Balen escala desde os 15 anos e construiu sua casa na 3ª Légua para ficar perto da gruta, distante cerca de 500 metros da Noel que foi aberta por ele com a ajuda de amigos.
A Gruta da 3ª Légua, frequentada desde os anos 1990 pelos esportistas é aliás outro ponto conhecido e fundamental para a disseminação no esporte na Serra. Foi explorando o entorno que o escalador limpou o mato que costeava o paredão de rocha basáltica e que possibilitou a abertura das vias.
— Tinha muito mato e vegetação na pedra, na época brincávamos que aqui era nosso escritório. A grande massa de escaladores, talvez 80%, escale até o sétimo grau. Então um setor para ser frequentado precisa ter via para todos. Então a Noel se tornou um local muito democrático, para todos os níveis — explicou.
No Brasil a escalada de maior dificuldade está na Serra do Cipó, em Minas Gerais, que tem classificação de grau 12a. Na rocha da 3ª Légua, o máximo que foi encadenado foi uma via que chega ao grau 11a. O local, segundo os escaladores ainda pode ter novos percursos abertos, e ainda mais difíceis, o que tornaria o interior de Caxias um ponto a ser sempre lembrado por quem pretende quebrar recordes e assim ganhar notoriedade no esporte.
— Caxias historicamente é o polo mais forte do estado, temos setores também em Caçapava e Bagé, mas são menos escaladores nessas cidades, então é frequentada basicamente por moradores de Porto Alegre e da Serra — disse Guilherme Comin,36, que ao lado de Balen foi também responsável pela abertura da via.

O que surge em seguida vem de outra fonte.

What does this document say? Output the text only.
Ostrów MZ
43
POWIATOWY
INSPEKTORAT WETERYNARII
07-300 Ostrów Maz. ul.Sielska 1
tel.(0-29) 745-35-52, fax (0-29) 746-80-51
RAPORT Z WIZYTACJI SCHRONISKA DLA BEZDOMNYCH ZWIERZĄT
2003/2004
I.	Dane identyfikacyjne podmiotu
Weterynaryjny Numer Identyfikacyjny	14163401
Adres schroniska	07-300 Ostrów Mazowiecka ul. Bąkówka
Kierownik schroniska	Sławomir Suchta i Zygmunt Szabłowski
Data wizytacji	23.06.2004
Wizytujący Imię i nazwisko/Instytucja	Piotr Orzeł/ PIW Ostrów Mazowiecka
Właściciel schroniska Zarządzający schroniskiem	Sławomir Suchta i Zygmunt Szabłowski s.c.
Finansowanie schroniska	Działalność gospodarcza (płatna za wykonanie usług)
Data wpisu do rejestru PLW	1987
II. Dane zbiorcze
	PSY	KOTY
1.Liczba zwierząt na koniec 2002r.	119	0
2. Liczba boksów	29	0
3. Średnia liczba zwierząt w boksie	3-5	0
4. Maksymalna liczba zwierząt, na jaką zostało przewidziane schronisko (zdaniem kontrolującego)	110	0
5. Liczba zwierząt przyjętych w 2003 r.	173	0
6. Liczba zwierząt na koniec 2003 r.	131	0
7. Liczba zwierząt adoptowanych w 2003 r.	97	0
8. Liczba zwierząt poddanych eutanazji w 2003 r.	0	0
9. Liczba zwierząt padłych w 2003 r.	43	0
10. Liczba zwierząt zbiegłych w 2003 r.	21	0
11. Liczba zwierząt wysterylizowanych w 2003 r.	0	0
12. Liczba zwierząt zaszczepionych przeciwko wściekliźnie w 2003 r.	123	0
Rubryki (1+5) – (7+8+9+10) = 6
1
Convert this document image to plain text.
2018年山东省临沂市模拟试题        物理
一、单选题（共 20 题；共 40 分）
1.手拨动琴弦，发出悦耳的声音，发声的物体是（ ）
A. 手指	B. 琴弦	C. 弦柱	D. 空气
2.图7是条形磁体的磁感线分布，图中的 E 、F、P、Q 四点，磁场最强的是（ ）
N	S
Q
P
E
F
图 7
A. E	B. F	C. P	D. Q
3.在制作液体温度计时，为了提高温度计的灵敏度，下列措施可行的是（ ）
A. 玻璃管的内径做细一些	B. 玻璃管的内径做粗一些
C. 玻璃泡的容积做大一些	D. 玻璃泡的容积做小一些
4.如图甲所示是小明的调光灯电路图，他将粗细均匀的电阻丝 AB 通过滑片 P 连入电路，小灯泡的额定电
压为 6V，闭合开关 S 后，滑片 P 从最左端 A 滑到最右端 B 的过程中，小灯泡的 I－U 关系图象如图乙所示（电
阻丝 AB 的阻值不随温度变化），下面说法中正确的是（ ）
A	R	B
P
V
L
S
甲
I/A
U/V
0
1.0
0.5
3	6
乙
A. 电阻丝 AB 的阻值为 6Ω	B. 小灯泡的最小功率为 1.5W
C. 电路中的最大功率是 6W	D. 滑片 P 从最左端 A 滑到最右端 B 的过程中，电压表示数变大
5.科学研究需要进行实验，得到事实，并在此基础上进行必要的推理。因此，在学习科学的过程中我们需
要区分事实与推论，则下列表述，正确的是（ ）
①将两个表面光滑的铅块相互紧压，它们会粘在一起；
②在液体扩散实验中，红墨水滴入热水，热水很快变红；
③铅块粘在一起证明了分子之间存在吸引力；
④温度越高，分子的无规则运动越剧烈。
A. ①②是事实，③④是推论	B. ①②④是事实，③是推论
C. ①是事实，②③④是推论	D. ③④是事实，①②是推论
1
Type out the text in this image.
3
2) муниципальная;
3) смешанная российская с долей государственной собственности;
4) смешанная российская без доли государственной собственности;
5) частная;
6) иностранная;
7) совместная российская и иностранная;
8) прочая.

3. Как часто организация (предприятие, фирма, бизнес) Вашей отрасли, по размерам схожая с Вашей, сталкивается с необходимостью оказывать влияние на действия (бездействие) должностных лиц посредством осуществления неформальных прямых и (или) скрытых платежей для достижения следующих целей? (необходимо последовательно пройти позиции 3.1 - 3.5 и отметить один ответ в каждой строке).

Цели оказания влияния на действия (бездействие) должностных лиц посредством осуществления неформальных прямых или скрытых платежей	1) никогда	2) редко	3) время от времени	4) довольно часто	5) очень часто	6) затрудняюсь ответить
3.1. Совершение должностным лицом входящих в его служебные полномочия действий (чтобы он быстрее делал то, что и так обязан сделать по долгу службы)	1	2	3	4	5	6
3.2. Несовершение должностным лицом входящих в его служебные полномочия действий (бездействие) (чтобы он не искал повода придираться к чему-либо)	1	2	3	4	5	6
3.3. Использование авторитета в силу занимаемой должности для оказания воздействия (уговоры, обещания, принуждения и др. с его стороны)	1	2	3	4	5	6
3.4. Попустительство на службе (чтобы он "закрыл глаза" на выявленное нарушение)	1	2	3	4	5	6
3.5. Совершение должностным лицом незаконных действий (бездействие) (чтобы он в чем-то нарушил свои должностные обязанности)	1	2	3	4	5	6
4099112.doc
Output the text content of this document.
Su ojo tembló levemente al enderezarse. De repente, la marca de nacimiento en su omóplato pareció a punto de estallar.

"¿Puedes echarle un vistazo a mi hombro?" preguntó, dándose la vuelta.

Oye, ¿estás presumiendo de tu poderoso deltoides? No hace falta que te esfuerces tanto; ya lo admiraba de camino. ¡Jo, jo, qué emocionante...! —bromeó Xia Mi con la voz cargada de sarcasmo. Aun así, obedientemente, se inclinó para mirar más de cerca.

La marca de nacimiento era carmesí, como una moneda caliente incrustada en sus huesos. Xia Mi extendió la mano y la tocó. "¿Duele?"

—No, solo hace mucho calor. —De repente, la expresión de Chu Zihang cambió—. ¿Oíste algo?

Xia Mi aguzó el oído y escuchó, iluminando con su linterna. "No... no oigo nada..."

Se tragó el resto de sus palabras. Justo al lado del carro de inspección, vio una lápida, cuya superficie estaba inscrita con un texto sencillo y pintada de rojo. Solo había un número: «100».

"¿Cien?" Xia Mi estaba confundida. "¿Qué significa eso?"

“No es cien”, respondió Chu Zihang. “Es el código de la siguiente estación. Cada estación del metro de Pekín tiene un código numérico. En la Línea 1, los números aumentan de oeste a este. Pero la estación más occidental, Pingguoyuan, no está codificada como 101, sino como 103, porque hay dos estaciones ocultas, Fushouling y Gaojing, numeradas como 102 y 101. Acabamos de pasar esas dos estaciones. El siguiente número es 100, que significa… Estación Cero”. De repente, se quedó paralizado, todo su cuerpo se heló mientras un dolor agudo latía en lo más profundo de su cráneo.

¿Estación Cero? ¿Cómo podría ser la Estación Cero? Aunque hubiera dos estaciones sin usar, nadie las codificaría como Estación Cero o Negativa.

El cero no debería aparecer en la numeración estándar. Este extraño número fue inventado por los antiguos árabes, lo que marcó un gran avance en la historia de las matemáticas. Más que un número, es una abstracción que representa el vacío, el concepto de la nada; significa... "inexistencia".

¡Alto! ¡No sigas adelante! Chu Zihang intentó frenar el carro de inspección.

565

De acordo com Comin, a formação da rocha precisa também ter um inclinação negativa, uma espécie de teto, que contribui para aumentar o desafio. Com cerca de 12 metros de altura, Noel Rocks tem seu telhado particular:
— Não são todos os locais que têm rocha é possível abrir uma via de escalada. Costumo dizer que é uma forma de arte, porque o equipador chega na parede e vê uma pedra virgem. É preciso um olhar para enxergar o que sai de lá e colocar as chapeletas nos pontos certos. É nessa ferramenta que o escalador conecta o mosquetão que garante a segurança. A Amand quis fazer porque é uma via muito legal, às vezes tem vias de mesma graduação, mas mais chatas.
Fácil acesso
Localizada em uma propriedade particular e com acesso autorizado pelos moradores, Noel Rocks tem uma combinação de fatores que a credenciam como point entre os praticantes.
Conta com um refúgio que funciona como um hostel com cozinha e quartos compartilhados e tem a hospitalidade dos vizinhos que nunca se incomodaram com os visitantes. E muito pelo contrário, quando os escaladores visitam o comércio e saem dali com vinhos e suco de uva. Isso porque o acesso à trilha de 15 minutos que leva ao paredão está a cerca de 500 metros da Vinícola Sartori.
— Cada um com seu esporte né? Por aqui passam também pessoas que fazem caminhadas e trilhas, então é uma forma de movimentar o interior. São bem-vindos — garantiu a proprietária Elisabete Sartori.
Para chegar é preciso descer a BR-116 e depois de Galópolis entrar à direita na Estrada Municipal Valmor Cirtolli. A partir dali são cerca de 10 minutos de carro. Há ainda a possibilidade de chegar pela Estrada dos Imigrantes, acessada pelo bairro Kayser.